Sélectionné pour le Médicis, le Goncourt, le Femina et le Grand Prix de l’Académie française, „Un certain M. Piekielny“ finit pourtant les mains vides, ne remportant aucun de ces prix. Au-delà de ce constat anecdotique, le roman de Désérable avait pourtant tout pour plaire – et clôt parfaitement le premier volet de nos analyses du contemporain avec une oeuvre qui, partant d’un personnage mineur de l’autobiographie fictionnalisée de Romain Gary, explore le destin de ceux que l’Histoire a oubliés tout en constituant un plaidoyer pour les pouvoirs de l’imagination, que Désérable considère comme un outil d’exploration cognitif indispensable.

„La Seconde Guerre mondiale offre aux fictionneurs un théâtre où les rôles sont déjà écrits et distribués, où la tension dramatique même est installée. Ils n’ont plus qu’à lever le rideau sur ce décor. Car il s’agit bien d’un décor désormais et d’une représentation à quoi nous assistons. Livres et films se multiplient. L’horreur des camps est notre spectacle hebdomadaire. Voilà où Margot va de nos jours verser sa larme.

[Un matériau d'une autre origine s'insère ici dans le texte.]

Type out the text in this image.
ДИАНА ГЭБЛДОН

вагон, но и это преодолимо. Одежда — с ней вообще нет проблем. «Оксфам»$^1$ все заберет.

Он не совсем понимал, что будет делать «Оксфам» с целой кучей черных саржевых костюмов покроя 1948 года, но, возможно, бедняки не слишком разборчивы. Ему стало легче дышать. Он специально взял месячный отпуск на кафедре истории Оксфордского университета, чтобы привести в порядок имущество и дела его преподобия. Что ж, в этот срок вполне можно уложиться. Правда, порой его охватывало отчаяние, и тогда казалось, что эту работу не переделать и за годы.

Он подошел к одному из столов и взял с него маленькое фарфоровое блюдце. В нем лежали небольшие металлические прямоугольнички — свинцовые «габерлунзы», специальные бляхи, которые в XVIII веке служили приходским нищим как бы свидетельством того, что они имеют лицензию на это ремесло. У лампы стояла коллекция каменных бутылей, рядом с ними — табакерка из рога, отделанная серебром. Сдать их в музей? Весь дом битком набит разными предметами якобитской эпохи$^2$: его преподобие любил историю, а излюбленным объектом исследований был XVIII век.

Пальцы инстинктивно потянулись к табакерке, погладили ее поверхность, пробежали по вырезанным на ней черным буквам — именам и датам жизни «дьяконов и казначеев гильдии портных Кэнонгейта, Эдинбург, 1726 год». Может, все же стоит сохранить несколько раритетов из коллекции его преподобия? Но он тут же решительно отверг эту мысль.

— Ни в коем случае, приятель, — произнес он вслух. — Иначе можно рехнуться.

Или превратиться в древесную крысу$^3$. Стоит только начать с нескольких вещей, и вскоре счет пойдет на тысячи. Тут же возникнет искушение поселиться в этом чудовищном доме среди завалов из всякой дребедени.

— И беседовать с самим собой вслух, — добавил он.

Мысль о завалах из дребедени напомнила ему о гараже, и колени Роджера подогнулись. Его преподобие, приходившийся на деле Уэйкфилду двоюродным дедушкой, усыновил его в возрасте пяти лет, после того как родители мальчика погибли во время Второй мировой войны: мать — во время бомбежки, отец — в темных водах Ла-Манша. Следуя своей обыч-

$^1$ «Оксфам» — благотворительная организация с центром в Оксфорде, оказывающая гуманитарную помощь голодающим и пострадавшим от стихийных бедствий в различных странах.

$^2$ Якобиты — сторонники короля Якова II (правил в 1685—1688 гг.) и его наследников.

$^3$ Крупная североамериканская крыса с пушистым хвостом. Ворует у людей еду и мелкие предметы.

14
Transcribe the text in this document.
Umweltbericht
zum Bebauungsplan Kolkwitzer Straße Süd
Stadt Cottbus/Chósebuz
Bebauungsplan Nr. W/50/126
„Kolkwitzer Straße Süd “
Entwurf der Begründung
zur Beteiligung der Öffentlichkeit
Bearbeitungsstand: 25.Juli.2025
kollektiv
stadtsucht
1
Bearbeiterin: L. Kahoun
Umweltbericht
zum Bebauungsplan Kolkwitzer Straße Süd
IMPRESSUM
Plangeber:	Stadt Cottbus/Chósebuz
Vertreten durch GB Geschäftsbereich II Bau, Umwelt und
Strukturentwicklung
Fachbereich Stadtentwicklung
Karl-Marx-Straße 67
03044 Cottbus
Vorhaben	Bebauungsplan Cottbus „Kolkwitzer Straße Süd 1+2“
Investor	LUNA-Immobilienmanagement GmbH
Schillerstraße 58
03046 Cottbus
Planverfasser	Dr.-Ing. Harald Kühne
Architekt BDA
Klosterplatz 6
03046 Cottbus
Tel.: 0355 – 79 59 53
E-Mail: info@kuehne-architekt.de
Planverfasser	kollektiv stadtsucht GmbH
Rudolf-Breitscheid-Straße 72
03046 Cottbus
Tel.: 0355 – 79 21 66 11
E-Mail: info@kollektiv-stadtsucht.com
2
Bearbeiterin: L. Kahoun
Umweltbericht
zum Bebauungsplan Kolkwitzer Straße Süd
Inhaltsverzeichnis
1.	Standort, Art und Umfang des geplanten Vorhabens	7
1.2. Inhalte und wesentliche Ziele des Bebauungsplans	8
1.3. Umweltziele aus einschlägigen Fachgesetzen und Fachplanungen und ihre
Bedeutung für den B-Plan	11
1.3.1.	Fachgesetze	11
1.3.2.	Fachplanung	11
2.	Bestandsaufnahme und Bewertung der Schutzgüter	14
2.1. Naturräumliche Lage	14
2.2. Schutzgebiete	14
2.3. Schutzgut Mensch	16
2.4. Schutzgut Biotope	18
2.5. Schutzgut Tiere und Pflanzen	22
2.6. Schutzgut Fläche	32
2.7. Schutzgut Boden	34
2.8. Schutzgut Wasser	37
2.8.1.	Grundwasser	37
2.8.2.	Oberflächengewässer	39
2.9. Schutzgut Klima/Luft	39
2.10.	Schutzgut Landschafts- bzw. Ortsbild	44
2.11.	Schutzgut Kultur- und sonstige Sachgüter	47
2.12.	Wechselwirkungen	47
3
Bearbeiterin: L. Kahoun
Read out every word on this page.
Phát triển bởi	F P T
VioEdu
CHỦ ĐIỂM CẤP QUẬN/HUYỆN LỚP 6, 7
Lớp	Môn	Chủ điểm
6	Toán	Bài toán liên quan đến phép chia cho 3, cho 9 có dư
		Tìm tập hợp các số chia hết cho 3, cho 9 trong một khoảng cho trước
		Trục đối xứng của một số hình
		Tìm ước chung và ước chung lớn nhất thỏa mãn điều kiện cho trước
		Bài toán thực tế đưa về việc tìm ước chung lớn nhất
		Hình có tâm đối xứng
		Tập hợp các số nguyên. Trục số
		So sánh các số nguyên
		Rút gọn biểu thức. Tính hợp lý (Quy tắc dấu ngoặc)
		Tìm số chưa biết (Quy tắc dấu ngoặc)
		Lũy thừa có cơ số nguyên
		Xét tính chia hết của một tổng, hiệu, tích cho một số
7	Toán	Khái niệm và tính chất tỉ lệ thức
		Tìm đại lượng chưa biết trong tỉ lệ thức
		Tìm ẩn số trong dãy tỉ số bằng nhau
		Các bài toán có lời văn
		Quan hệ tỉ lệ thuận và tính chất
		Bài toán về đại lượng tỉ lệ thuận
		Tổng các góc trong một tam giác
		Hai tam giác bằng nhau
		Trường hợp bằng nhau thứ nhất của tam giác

Est-ce cela que nous appelons le devoir de mémoire?“

C’est ce que note, comme d’habitude de façon très juste et quelque peu cynique, Eric Chevillard dans son blog „L’autofictif“ le 30 janvier 2008. Dix ans plus tard, le constat vaut plus que jamais. Nous avons vu, au cours des dernières semaines, que ce „décor“ déjà tout prêt induit parfois les écrivains à s’en servir pour des récits faciles qui, sous couvert du devoir de mémoire, se remplissent les poches de prix et d’argent.

Pour éviter de tomber dans le panneau, François-Henri Désérable choisit de raconter la barbarie nazi en multipliant les angles d’approche, faisant de son roman une (auto)biographie romancée, un hommage à Romain Gary, un éloge des pouvoirs de la fiction et, enfin et surtout, une reconstitution possible d’un destin juif à Vilnius dans les années 40.

L’histoire à travers le prisme de la littérature

Vers la fin de son roman, Désérable évoque comment, à l’âge de 20 ans, il découvrit Les Onze, de Pierre Michon, qui raconte l’histoire de la commande du tableau représentant les Onze, ce comité formant une „cène laïque“, le „Grand Comité de la Grande Terreur“ tel qu’il fut peint par François-Élie Corentin, nous rappelle Pierre Michon. Le texte de Michon éveille des souvenirs qu’a Désérable de ce tableau et, dès le lendemain, le jeune auteur se précipite au Louvre pour revoir l’œuvre dans ses moindres détails. Sauf qu’il n’y est pas, le tableau. Parce qu’il n’a jamais existé, tout comme son peintre n’a jamais vécu. Tout n’était que fiction, leurre, invention.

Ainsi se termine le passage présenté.